Checking his messages, he spots an email from the presidential candidate Sen. Barack Obama: "I miss you, brother."
Mr. Lippert, a lieutenant junior grade sporting a buzz-cut and desert camouflage, is training here before being shipped out to Iraq, where he will serve as an intelligence officer for the Navy SEALs. In his civilian life, he is the chief foreign-policy adviser for Sen. Obama -- the Democrat whose most well-known foreign-policy stance is his opposition to the Iraq War Lt. Lippert is about to join.
Sen. Obama not only opposes the war, he has tried to distinguish himself in the Democratic field by stressing that he alone among the major candidates opposed it from the outset. And Lt. Lippert, 34 years old, has helped hone those views, particularly on a pullout of American troops, even as he prepared to go to war.

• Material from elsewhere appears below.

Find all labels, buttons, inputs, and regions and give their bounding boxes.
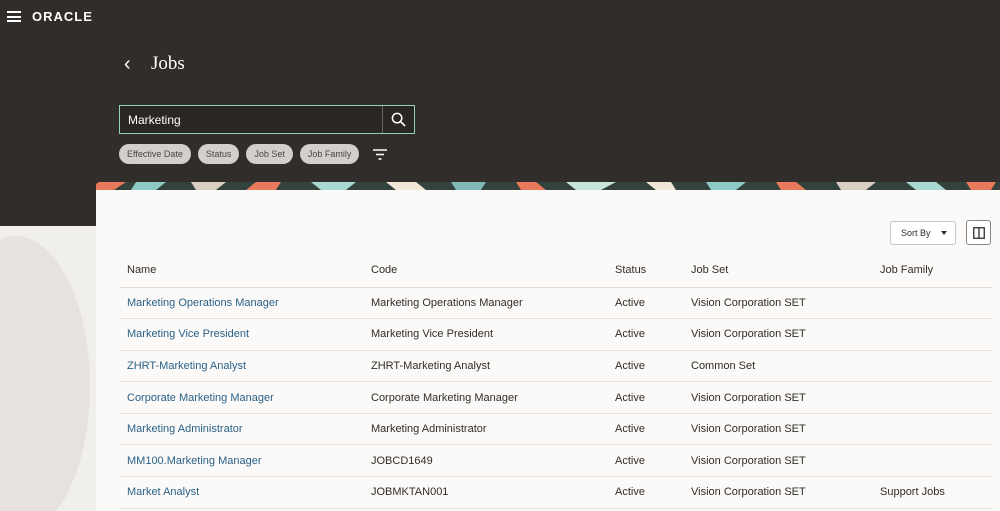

Since being called up for active duty and going on the Navy payroll, Lt. Lippert won't talk about his views on the war. "Now isn't the time for me to debate Iraq policy," Lt. Lippert says in an interview. "My job is to serve my country and to execute the decision of the commander-in-chief."
However, friends say that Lt. Lippert, from a family with a long military history, joined the Navy Reserve in 2005 even though he knew the deteriorating situation in Iraq meant the odds of fighting in the war were high. "Mark knew that he probably would be called to active duty," says his fiancée, Robyn Schmidek. "It's not the war he would have scripted, but he felt a higher calling to support the troops."